While in America, we dealt with these issues much less than we do now in Africa. I recall a conversation I had not too long ago with my oldest son, in which he confessed that he had been struggling with his attitude–something he said he didn’t feel he had a problem with in America because we had so many distractions. For example, if the overtone of our home was negative, we might put some praise music on a CD while we did our morning work. Our daily chores were a regular part of our routine, but they had a definite beginning and end and we could look forward to some free time when we were done. We had NetFlix on-tap for both education and entertainment. If we were having a rough day, we could jump in the big red van for a trip to the museum or library. Even if we were stuck at home (though we tried to be wise and reasonable about our possessions), the children never lacked something to do. All of these “distractions” have been removed since our arrival in Africa. Couple that with a marked increase in daily labor, and certainly, grumbling, complaining, and bad attitudes should be expected.
In spite of taking advantage of as many “teachable moments” as possible in an effort to encourage the children in a more positive direction, I admit to feeling occasionally discouraged about the lack of progress in this area. It seems that while one child might show some improvement, another falls off the wagon and there are constantly one or two (or more) among our brood who just don’t like the way things are, don’t want to do what they’re told, or can’t get along with someone else in the family. So I hear grumbling and complaining and see those bad attitudes.
But I must confess, I have not been immune to the temptation. Perhaps that’s why we have all struggled so much. I realized in conversation with Isaiah the other day just why I fall prey to grumbling every once in a while–and just like any other character deficiency or sin issue, it’s interesting how that root cause analysis really leads you to repentance. It’s not that the work bothers me or that I’m particularly overwhelmed. Though that is sometimes the case, it’s more often that I fall victim to what I’ve heard called the “Mommy Martyr” syndrome. I feel that I work harder, serve more, and benefit less than most other people in the household. And it just wouldn’t be fair if they didn’t know it. So I sigh while I wash that second sink full of dishes. I mutter under my breath about how if the girls didn’t keep throwing clean clothes on their dusty concrete bedroom floor, I wouldn’t be forced to wash them a second time even though they hadn’t even been worn. I sit the children down for a lecture about how it would be nice if they could notice how I’m doing jobs they normally do, just so they can enjoy a break–and wouldn’t it be nice if, just for once, someone offered to help?
Why? Because I want someone to notice my efforts. Occasionally, some unsolicited help would be nice. Even better, an encouraging word would be so appreciated, given how hard I labor on their behalf. I want that proverbial “pat on the back.” And while it is true that we should encourage and help one another, there is a not-so- fine line between appreciating a positive response to our service and trying to force it upon those around you by making them feel guilty.
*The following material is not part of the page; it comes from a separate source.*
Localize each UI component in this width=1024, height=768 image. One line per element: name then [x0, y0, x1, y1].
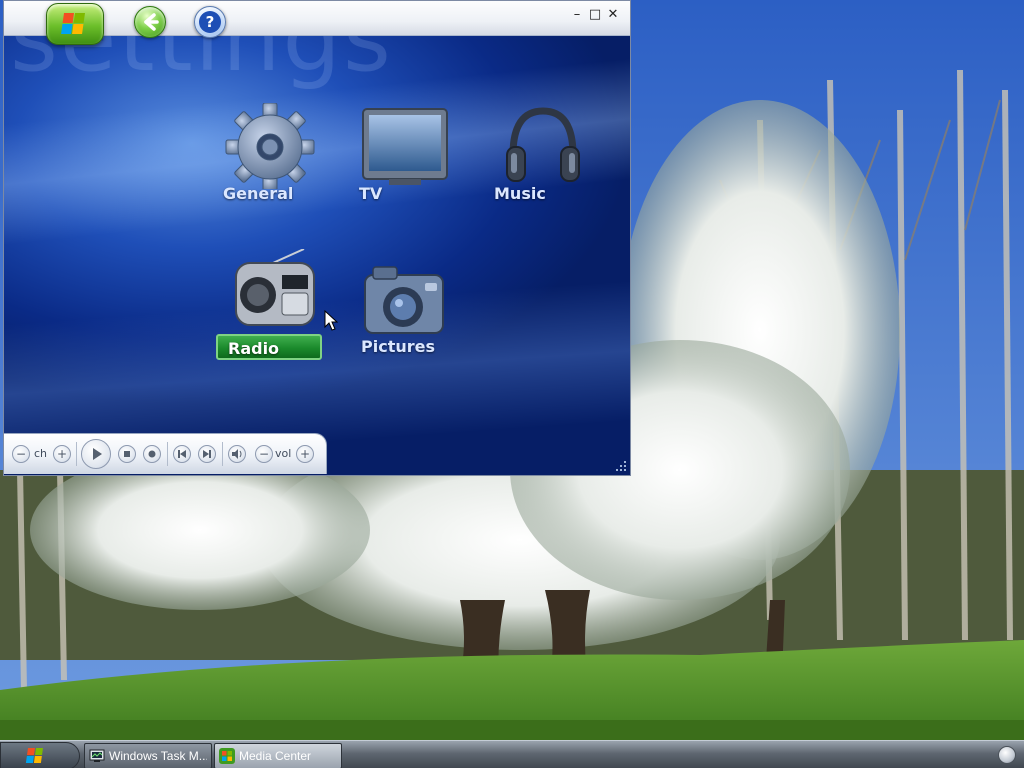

As I said to Isaiah, cheerful service (“as unto the Lord”) brings us a reward from God, but in seeking praise from men, we have already received our reward in full (see Matthew 6).
I don’t think that all of my grumbling, complaining, and bad attitudes can be attributed to selfish manipulation or a desire for attention. However, when it is, I want to to repent and learn to seek my rest and reward from God. Just one more issue where I’m thankful for God’s grace and in which I want to press on to perfection.